第11話
灰色の光の中に、リディアが立っていた。
風も、鐘の音も、まるで彼女を中心に止まってしまったようだった。
彼女はゆっくりと弟――ユリウスへと歩み寄る。
その足音は聞こえない。
だが、衣の裾が揺れるたび、塔の石床が微かに光を返した。
「ユリウス……あなたを守れなかった」
その声は、五十年前の夜の続きを語るようだった。
「いいえ、姉さんは僕を守ったよ」
ユリウスが、かすかに笑う。
「姉さんがいなければ、僕はとっくに“影の王”として殺されていた」
リディアの瞳がわずかに潤んだ。
けれど彼女は、首を横に振った。
「それでも、私は失敗した。
あなたを“救う”代わりに、“時間”に閉じ込めてしまったの。
この鐘楼は、呪いと祈りの両方で作られた檻。
あなたの命を保つ代わりに、王国は永遠に“継承の血”を求め続ける」
「……継承の血……」
セリオが低く呟く。
「つまり、鐘が鳴るたびに新たな“影の王”が必要になる――そういうことか」
リディアは静かに頷いた。
そして、二人を見つめながら言った。
「この呪いを終わらせるには、〈心臓〉の血を止めなければならない。
でもそれは、ユリウスの命を絶つということ」
塔の空気が重くなった。
ユリウスの灰色の瞳が、ゆっくりとセリオに向けられる。
「……そういうこと、か」
ノエルが息を呑む。
「ま、待ってください。
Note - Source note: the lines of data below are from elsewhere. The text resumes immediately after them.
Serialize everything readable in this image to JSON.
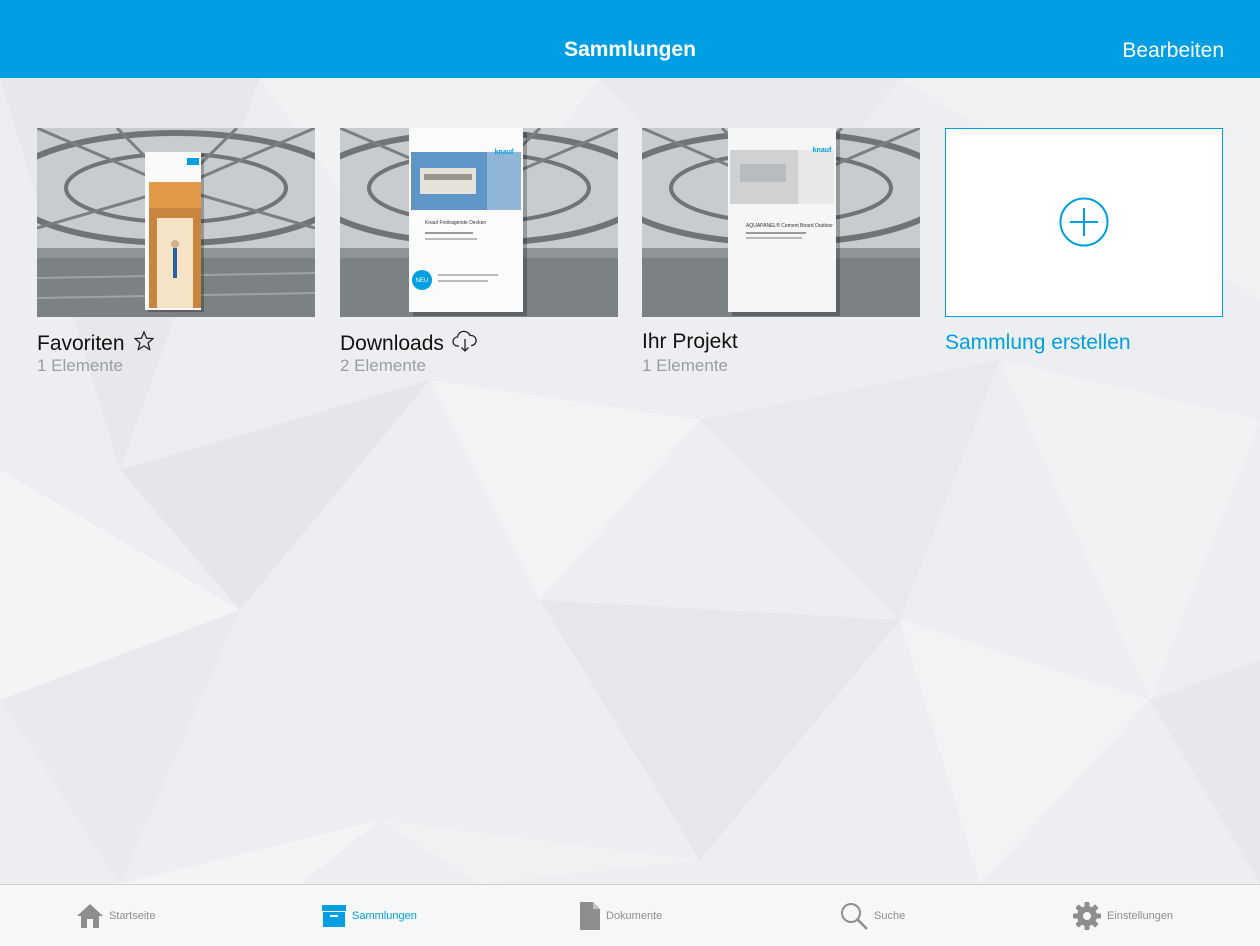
{
  "navbar": {
    "title": "Sammlungen",
    "edit_label": "Bearbeiten"
  },
  "collections": [
    {
      "title": "Favoriten",
      "count": "1 Elemente",
      "icon": "star-icon"
    },
    {
      "title": "Downloads",
      "count": "2 Elemente",
      "icon": "cloud-download-icon"
    },
    {
      "title": "Ihr Projekt",
      "count": "1 Elemente"
    }
  ],
  "create": {
    "label": "Sammlung erstellen",
    "icon": "plus-circle-icon"
  },
  "tabbar": {
    "items": [
      {
        "label": "Startseite",
        "icon": "home-icon"
      },
      {
        "label": "Sammlungen",
        "icon": "box-icon",
        "active": true
      },
      {
        "label": "Dokumente",
        "icon": "document-icon"
      },
      {
        "label": "Suche",
        "icon": "search-icon"
      },
      {
        "label": "Einstellungen",
        "icon": "gear-icon"
      }
    ]
  },
  "brochures": {
    "brand": "knauf",
    "downloads_heading": "Knauf Freitragende Decken",
    "downloads_badge": "NEU",
    "project_heading": "AQUAPANEL® Cement Board Outdoor"
  },
  "colors": {
    "accent": "#009fe3",
    "tabbar_bg": "#f7f7f7",
    "muted": "#9a9ea3"
  }
}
そんな――彼を殺すなんて!」
しかしユリウスは微笑んだ。
その微笑みは、不思議なほど穏やかだった。
「僕はずっと、夢の中で見ていたんだ。
この国が、何度も同じ夜を繰り返すのを。
鐘が鳴るたびに、誰かが死に、誰かが“王”になる。
――もう終わりにしたい」
「でも、それでは……」
セリオの言葉を、ユリウスが制した。
「セリオ王太子。
あなたが王になるべき理由は、血ではない。
“選んだ意志”だ。
それを証明するために、僕は眠っていたのかもしれない」
リディアが小さく頷く。
「この国の“王権”は、血で縛られてきた。
でも、もし“意志”で継承されるなら……呪いは消える。
そのためには、〈心臓〉を壊す必要があるの」
「〈心臓〉?」
セリオが問い返すと、リディアは鐘の奥――石壁の裏側を指さした。
そこには、黒い脈動があった。
石の間から、赤黒い光がゆっくりと波打っている。
まるで“生きている”ように、鐘楼全体が脈を打っていた。
「これが〈鐘楼の心臓〉。
王家の血と呪いが混ざり合い、永遠に鐘を鳴らし続ける装置。
私たちの魂を閉じ込めるために造られたもの」
ノエルが震える声を出した。
「……壊せるんですか、そんなもの……?」
「壊せるわ。
“王家の血”と“影の血”が、共に命を差し出せば」
その言葉に、セリオとユリウスは沈黙した。
二人の間を、風が通り抜ける。
鐘が遠くで鳴った。
ユリウスが先に口を開く。
「なら、僕がやる。姉さんの願いを継ぐのは、僕だ」
セリオはその言葉を遮るように前へ出た。
「違う。俺がやる。
君はもう充分に“犠牲”になった。
王の血は、俺で終わらせる」
リディアは二人を見つめ、微笑んだ。
「どちらが命を捧げても、結果は同じ。
でも――“意志”を選んだ方が、生きる」
「生きる……?」
セリオとユリウスが同時に顔を上げた。
リディアの姿が少しずつ薄れていく。
「どちらか一人は、この国の“新しい始まり”として残る。
血ではなく、意志で選ばれた王として。
それが、私の最後の願い」
鐘の音が、また一つ鳴った。
夜の帳が、静かに降りていく。
運命の選択が、迫っていた。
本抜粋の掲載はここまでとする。